Volví a conocer el amor más tierno cuando tu hermana te conoció. Te acunaba y te tenía toda la paciencia del mundo, al punto de quedarse una hora inmóvil con vos en brazos con tal de no despertarte. La ame a Sofi Jr como nunca antes. Como si su amor incondicional hacia vos se me transmitiera a mi propia persona.

Lo abrace a tu papá. Se sintió raro sin la panza de por medio. Nos volvimos a sentir nosotros dos. Fue una sensación similar a la de la primera salida. Nos reencontramos.

Lo amé por darme lo más importante. Lo odié por no entenderme. Lo amé por contenerte. Lo odié por dejarte llorar.

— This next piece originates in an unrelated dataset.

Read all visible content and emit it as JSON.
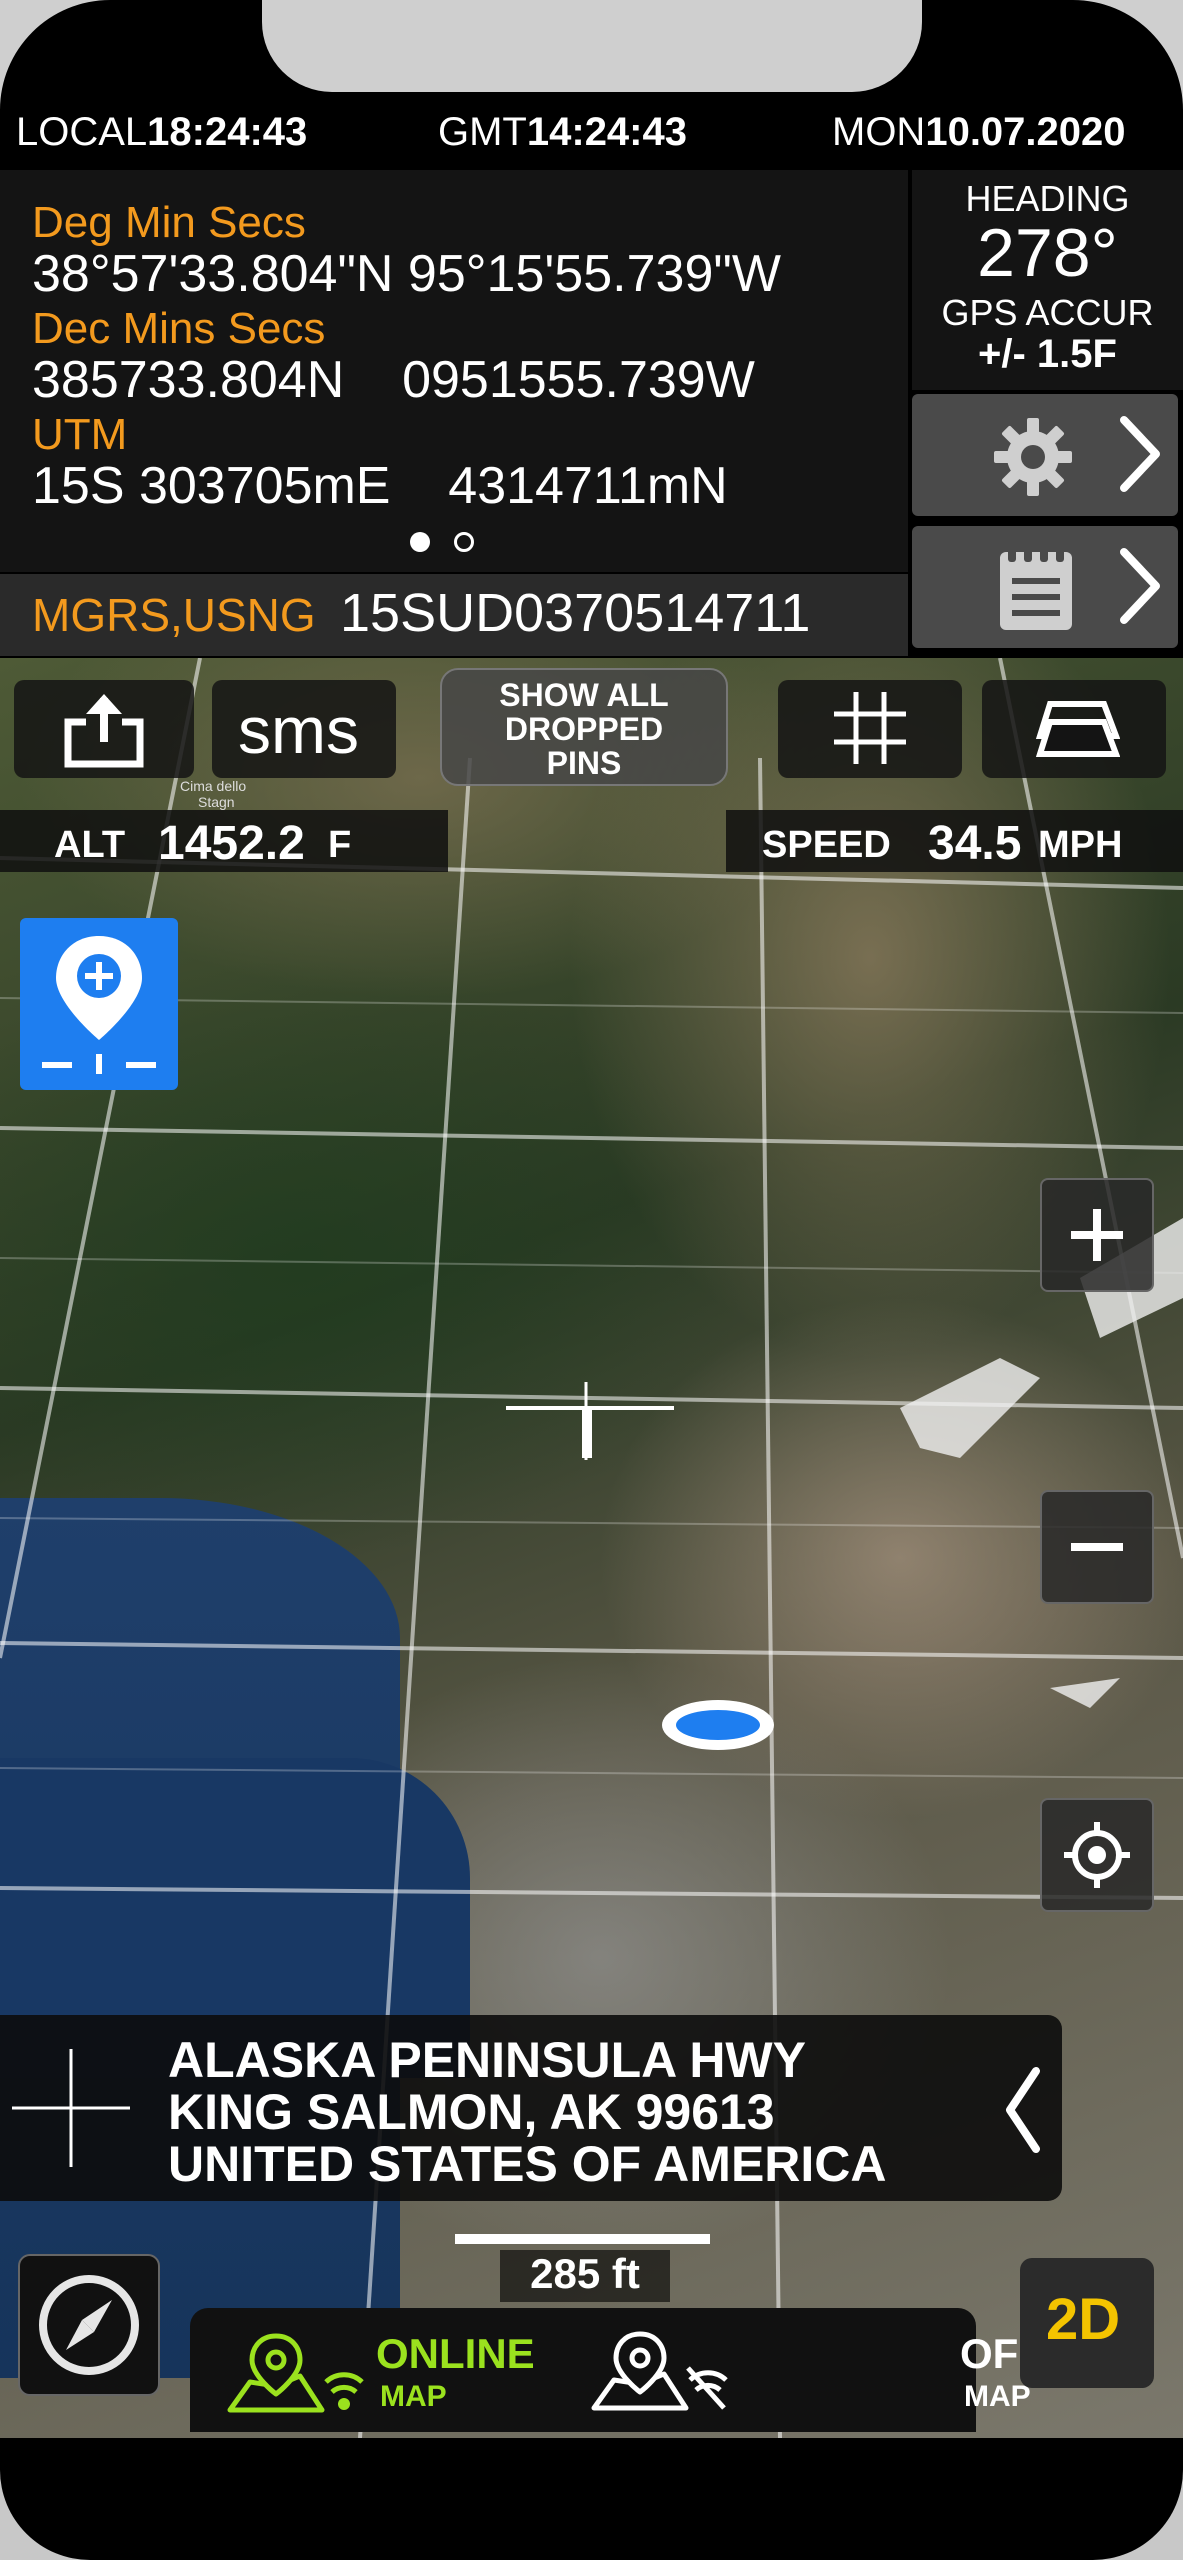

El siempre estuvo ahí, es mi pilar, muchas veces con la frustración de no comprender, pero siempre firme, siempre presente.

Este año pasaron muchas cosas:

sentí que el mundo se desmoronaba cuando a los 15 días no engordabas, y me sentí super poderosa cuando logré mediante mi esfuerzo de lactancia exclusiva llegues a tu peso sin recurrir a la fórmula;

sentí que te dejaba de lado cuando tuve que empezar a trabajar a tus dos meses y medio; sentí que tocaba el cielo con las manos cuando me regalaste la primer sonrisa;

me reencontré con mi mamá, ahora ella abuela y yo mamá: la entendí y la admiré;

despidieron compañeros y nos maltrataron en el trabajo;

te sentaste vos sola y comenzaste a comer con entusiasmo;

sentí que ya no tenía tiempo para mí y lloré;

sentí con la maternidad que nunca antes había sido tan segura de mi misma y me auto regalé una sonrisa;

fuimos los cuatro a plaza de mayo a expresar nuestro repudio al 2X1;

empezaste a dar tus primeros gateos;

bailaste;

lloraste mucho cada vez que me alejaba debido a la angustia del octavo mes extendida, como le dice tu papá;

estrenaste pasaporte:

me estrené como mamá canguro viajera:

acompañamos a tu papá en sus nuevos proyectos;

me enfureció la desaparición de Maldonado;

me dió miedo por tu futuro;

acompañamos a entrenar handball a y en sus ejercicios de matemática a Sofi Jr;

con tu papá empezamos un proyecto que nos apasiona: El Mundo es El Límite;

dijiste papá y mamá, aunque muchas más veces papá;

cacerolié por los jubilados;

viajamos mucho los cuatro;

diste tus primeros pasos;

Cumpliste un año.

Hoy nada cambió, la rutina sigue, tu papá y tu hermana desayunan, uno trabaja y la otra se va a colonia. Yo duermo un ratito más. Pero ahora estás vos a mi lado, a nuestro lado, la personita que nos une día a día a todos nosotros.